There’s also the issue of maintenance and upgradability. Neuralink engineers also spoke about the need to make battery charging quick and safe, and to make the implant unobtrusive. “Most people who have cochlear implants take years to adjust to it. I can only imagine what someone with a BCI implant would do if one fine morning they wake up to see their implant has run out of battery, or worse, is malfunctioning in some way,” says Dr Chatterjee.
So are Neuralink’s implants actually feasible? “Neuralink, along with several other startups have demonstrated that such implants are possible, without a doubt. But will it be feasible for the masses in the next decade? I doubt so. Moreover, it will take tech companies like Neuralink and others at least another decade or so to cure the ailments and issues that they say these implants will. Add another 5-10 years to bring these solutions to the market,” Dr Chatterjee added.

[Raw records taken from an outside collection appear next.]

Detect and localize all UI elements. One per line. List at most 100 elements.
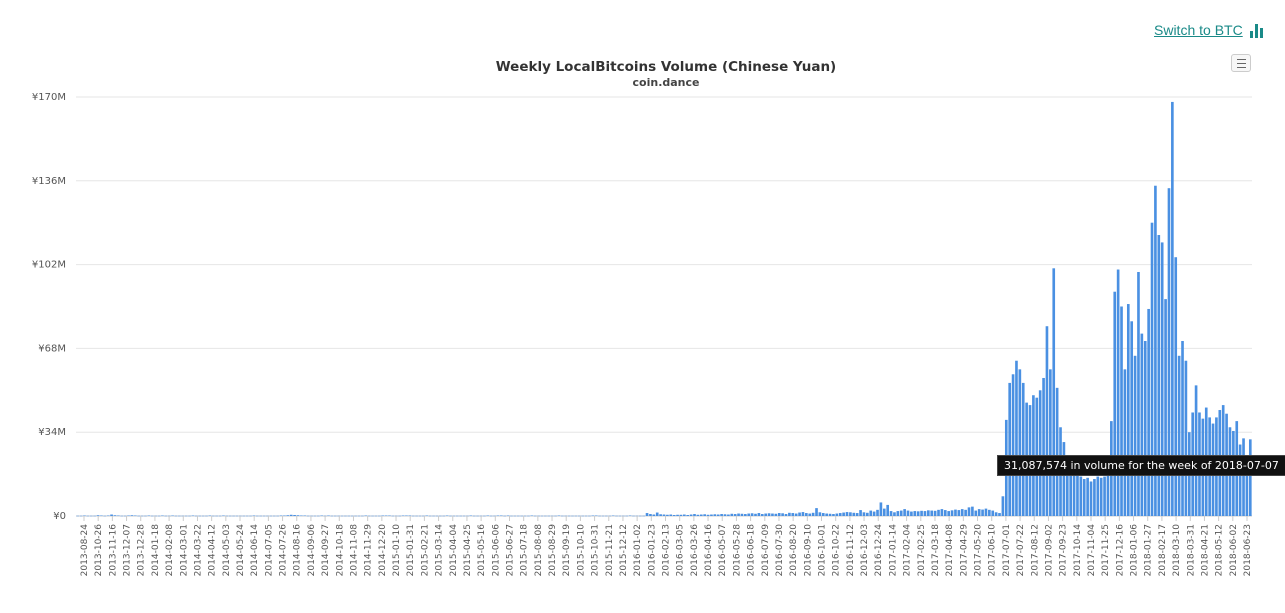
bar[interactable]: [89, 515, 93, 517]
bar[interactable]: [483, 515, 486, 517]
bar[interactable]: [1065, 456, 1069, 516]
bar[interactable]: [225, 515, 229, 517]
bar[interactable]: [628, 515, 632, 517]
bar[interactable]: [255, 515, 259, 517]
bar[interactable]: [960, 509, 964, 516]
bar[interactable]: [771, 513, 774, 516]
bar[interactable]: [923, 511, 927, 516]
bar[interactable]: [1143, 341, 1147, 516]
bar[interactable]: [1171, 101, 1174, 517]
bar[interactable]: [171, 515, 174, 517]
bar[interactable]: [1164, 299, 1167, 516]
bar[interactable]: [605, 515, 608, 517]
bar[interactable]: [1015, 360, 1018, 516]
bar[interactable]: [144, 515, 147, 517]
bar[interactable]: [327, 515, 330, 517]
bar[interactable]: [679, 514, 683, 516]
bar[interactable]: [706, 514, 710, 516]
bar[interactable]: [476, 515, 479, 517]
bar[interactable]: [693, 514, 696, 516]
bar[interactable]: [821, 513, 825, 516]
bar[interactable]: [181, 515, 185, 517]
bar[interactable]: [1174, 257, 1178, 516]
bar[interactable]: [523, 515, 527, 517]
bar[interactable]: [350, 515, 354, 517]
bar[interactable]: [859, 510, 862, 516]
bar[interactable]: [266, 515, 269, 517]
bar[interactable]: [744, 514, 747, 516]
bar[interactable]: [801, 512, 805, 516]
bar[interactable]: [825, 513, 828, 516]
bar[interactable]: [154, 515, 157, 517]
bar[interactable]: [371, 515, 374, 517]
bar[interactable]: [686, 515, 690, 516]
bar[interactable]: [642, 515, 645, 517]
bar[interactable]: [228, 515, 232, 517]
bar[interactable]: [340, 515, 344, 517]
bar[interactable]: [632, 515, 635, 517]
bar[interactable]: [1137, 271, 1140, 516]
bar[interactable]: [194, 515, 198, 517]
bar[interactable]: [947, 511, 950, 516]
bar[interactable]: [567, 515, 571, 517]
bar[interactable]: [527, 515, 530, 517]
bar[interactable]: [215, 515, 218, 517]
bar[interactable]: [317, 515, 320, 517]
bar[interactable]: [1018, 369, 1022, 516]
bar[interactable]: [591, 515, 595, 517]
bar[interactable]: [808, 513, 812, 516]
bar[interactable]: [276, 515, 279, 517]
bar[interactable]: [1160, 242, 1164, 517]
bar[interactable]: [788, 512, 791, 516]
bar[interactable]: [205, 515, 208, 517]
bar[interactable]: [510, 515, 513, 517]
bar[interactable]: [683, 514, 686, 516]
bar[interactable]: [876, 509, 879, 516]
bar[interactable]: [232, 515, 235, 517]
bar[interactable]: [1008, 382, 1011, 516]
bar[interactable]: [740, 513, 744, 516]
bar[interactable]: [130, 515, 134, 516]
bar[interactable]: [1049, 369, 1052, 516]
bar[interactable]: [425, 515, 429, 517]
bar[interactable]: [1093, 479, 1096, 516]
bar[interactable]: [401, 515, 405, 517]
bar[interactable]: [574, 515, 578, 517]
bar[interactable]: [994, 512, 998, 516]
bar[interactable]: [459, 515, 462, 517]
bar[interactable]: [1021, 382, 1025, 516]
bar[interactable]: [882, 508, 886, 516]
bar[interactable]: [486, 515, 490, 517]
bar[interactable]: [991, 510, 995, 516]
bar[interactable]: [937, 509, 940, 516]
bar[interactable]: [720, 514, 723, 516]
bar[interactable]: [943, 510, 947, 516]
bar[interactable]: [174, 515, 178, 517]
bar[interactable]: [581, 515, 584, 517]
bar[interactable]: [500, 515, 503, 517]
bar[interactable]: [337, 515, 340, 517]
bar[interactable]: [293, 515, 296, 516]
bar[interactable]: [906, 510, 910, 516]
bar[interactable]: [781, 513, 784, 516]
bar[interactable]: [462, 515, 466, 517]
bar[interactable]: [472, 515, 476, 517]
bar[interactable]: [981, 509, 984, 516]
bar[interactable]: [455, 515, 459, 517]
bar[interactable]: [760, 514, 764, 516]
bar[interactable]: [615, 515, 618, 517]
bar[interactable]: [320, 515, 324, 517]
bar[interactable]: [811, 512, 815, 516]
bar[interactable]: [638, 515, 642, 517]
bar[interactable]: [957, 510, 961, 516]
bar[interactable]: [435, 515, 439, 517]
bar[interactable]: [1042, 377, 1045, 516]
bar[interactable]: [727, 514, 730, 516]
bar[interactable]: [1099, 477, 1103, 516]
bar[interactable]: [737, 513, 740, 516]
bar[interactable]: [1181, 341, 1184, 516]
bar[interactable]: [428, 515, 432, 517]
bar[interactable]: [703, 514, 706, 516]
bar[interactable]: [625, 515, 629, 517]
bar[interactable]: [388, 515, 391, 517]
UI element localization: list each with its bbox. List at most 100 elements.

“There’s a reason why pharmaceutical or most health tech companies don’t host public show-and-tells on a scale that Musk did with Neuralink,” says Dr Dwivedi. “Events like this, especially when someone like Elon Musk is involved, is bound to create headlines, which in certain patients creates a false sense of hope, and that can be dangerous. Imagine the plight of a quadriplegic or someone suffering from any form of cerebral palsy, who gets to know of this supposed magical cure, that somehow, never materialises for them, or for anybody. What do they do then, how do they go back to their reality, without crashing?” he added.
“Rather than saying that Neuralink is going to cure certain conditions, I think it would have been better if it was positioned as something that would aid people with disabilities, and that it would vastly improve the quality of their lives. That would have been a much more responsible thing to do,” said Dr Dwivedi.